Zoom in: As the naysayers worry about valuations, the bulls make their case.
- Nvidia has a "central and secure" role in the AI investment boom, Nancy Tengler, CEO and chief investment officer at Laffer Tengler Investments, writes in a note.
- The chip giant is expected to generate more than $70 billion in net income in 2025 and has multiyear capacity commitments as well as more demand than it can meet, indicating future upside.
- Hyperscaler cloud revenue is also expected to continue to rise heading into 2026 as more firms adopt AI, according to Citi analyst Atif Malik.
The other side: The bears are focused on several potential headwinds.
- The biggest customers of Nvidia are the hyperscalers that have been increasingly taking on debt to fund their lofty AI ambitions.
- Demand for Nvidia chips is strong, as tech companies fight to win the AI race. But what happens if they can't afford the battle anymore?
- At 31 times forward earnings, the share price of Nvidia isn't trading at dot-com bubble highs, which were closer to 40, but it keeps inching up.

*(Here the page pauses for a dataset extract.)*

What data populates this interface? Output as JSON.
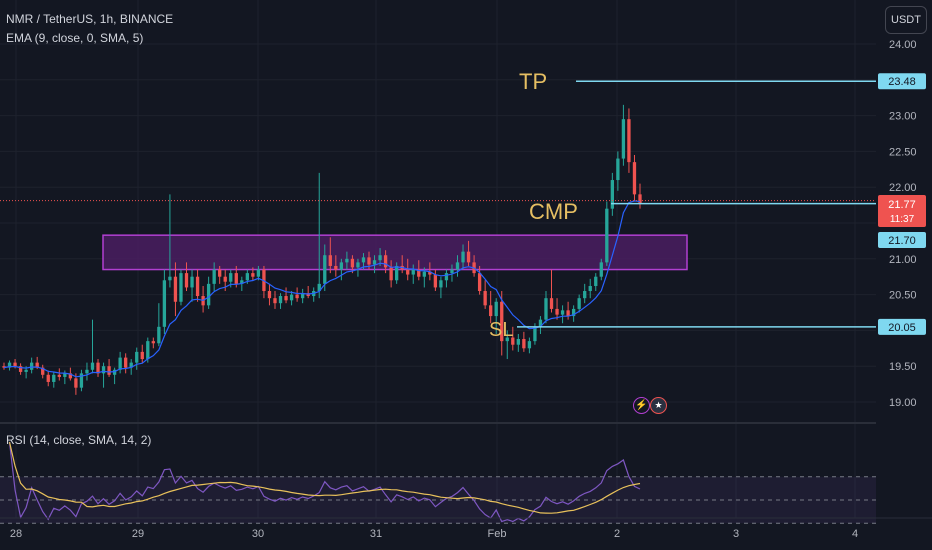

- There is U.S.-China relations, geopolitical concerns, the macro backdrop, questions about the role of retail pushing up stocks…We could go on.

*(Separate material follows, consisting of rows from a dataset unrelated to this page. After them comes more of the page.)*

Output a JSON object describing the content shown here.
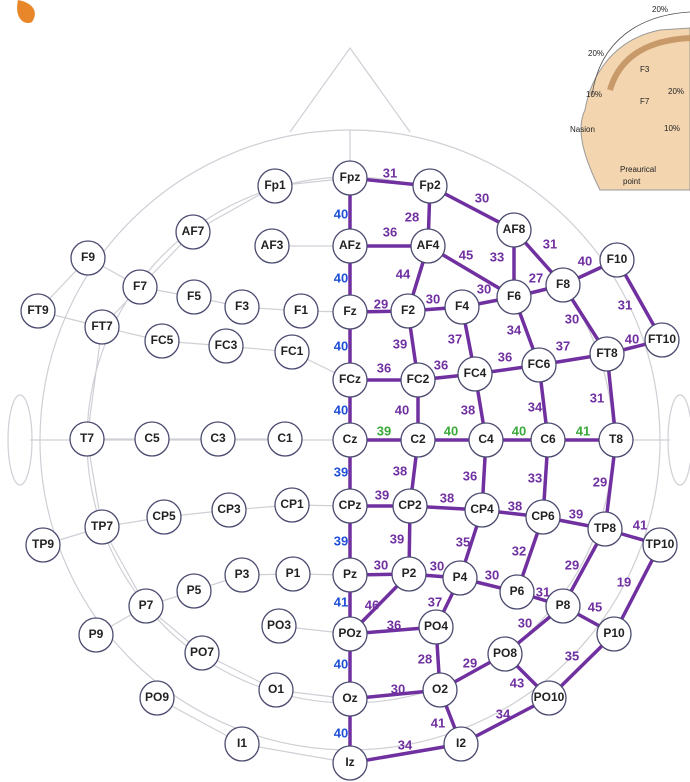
{
  "nodes": [
    "Fp1",
    "AF7",
    "AF3",
    "F9",
    "F7",
    "F5",
    "F3",
    "F1",
    "FT9",
    "FT7",
    "FC5",
    "FC3",
    "FC1",
    "T7",
    "C5",
    "C3",
    "C1",
    "CP1",
    "CP3",
    "CP5",
    "TP7",
    "TP9",
    "P3",
    "P1",
    "P5",
    "P7",
    "P9",
    "PO3",
    "PO7",
    "O1",
    "PO9",
    "I1",
    "Fpz",
    "Fp2",
    "AFz",
    "AF4",
    "AF8",
    "Fz",
    "F2",
    "F4",
    "F6",
    "F8",
    "F10",
    "FCz",
    "FC2",
    "FC4",
    "FC6",
    "FT8",
    "FT10",
    "Cz",
    "C2",
    "C4",
    "C6",
    "T8",
    "CPz",
    "CP2",
    "CP4",
    "CP6",
    "TP8",
    "TP10",
    "Pz",
    "P2",
    "P4",
    "P6",
    "P8",
    "P10",
    "POz",
    "PO4",
    "PO8",
    "O2",
    "PO10",
    "Oz",
    "I2",
    "Iz"
  ],
  "edge_labels": [
    31,
    30,
    28,
    36,
    45,
    33,
    31,
    44,
    40,
    27,
    30,
    31,
    29,
    30,
    30,
    39,
    37,
    34,
    36,
    36,
    36,
    37,
    40,
    40,
    38,
    34,
    31,
    39,
    40,
    40,
    41,
    38,
    36,
    33,
    29,
    39,
    38,
    38,
    39,
    41,
    39,
    35,
    32,
    29,
    19,
    30,
    30,
    30,
    31,
    45,
    46,
    37,
    30,
    36,
    28,
    29,
    43,
    35,
    30,
    41,
    34,
    34,
    40,
    40,
    40,
    40,
    39,
    39,
    41,
    40,
    40
  ],
  "inset_texts": [
    "20%",
    "20%",
    "10%",
    "Nasion",
    "20%",
    "10%",
    "Preaurical",
    "point",
    "F7",
    "F3"
  ]
}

State of play: Over 70 analysts have buy ratings on Nvidia and only one sell rating, per Bloomberg. Hedge fund managers paint a more bearish picture.
- Several hedge funds sold their stakes in Nvidia in the third quarter, including Peter Thiel's fund Thiel Macro LLC.
- Michael Burry of "The Big Short" fame disclosed a bearish bet on the stock before announcing his hedge fund retirement.
- A Bloomberg analysis of more than 900 13F filings from hedge funds found an even split of bullish and bearish positions on the chipmaker, indicating Wall Street is mixed on how to view and trade the stock.
Zoom in: Even if other companies start to take share from Nvidia, that's fine with the bulls, who see enough demand to go around.
- "AMD is starting to take some share from NVDA," according to Tengler. "We actually think a broadening out for the group is good for the market and good for the AI trade."
The bottom line: The 2026 outlook season on Wall Street is here, and so far, none of the major banks see an AI bubble in sight. But if people want to keep asking about it, that's no problem for them.
- They'll keep buying in the meantime.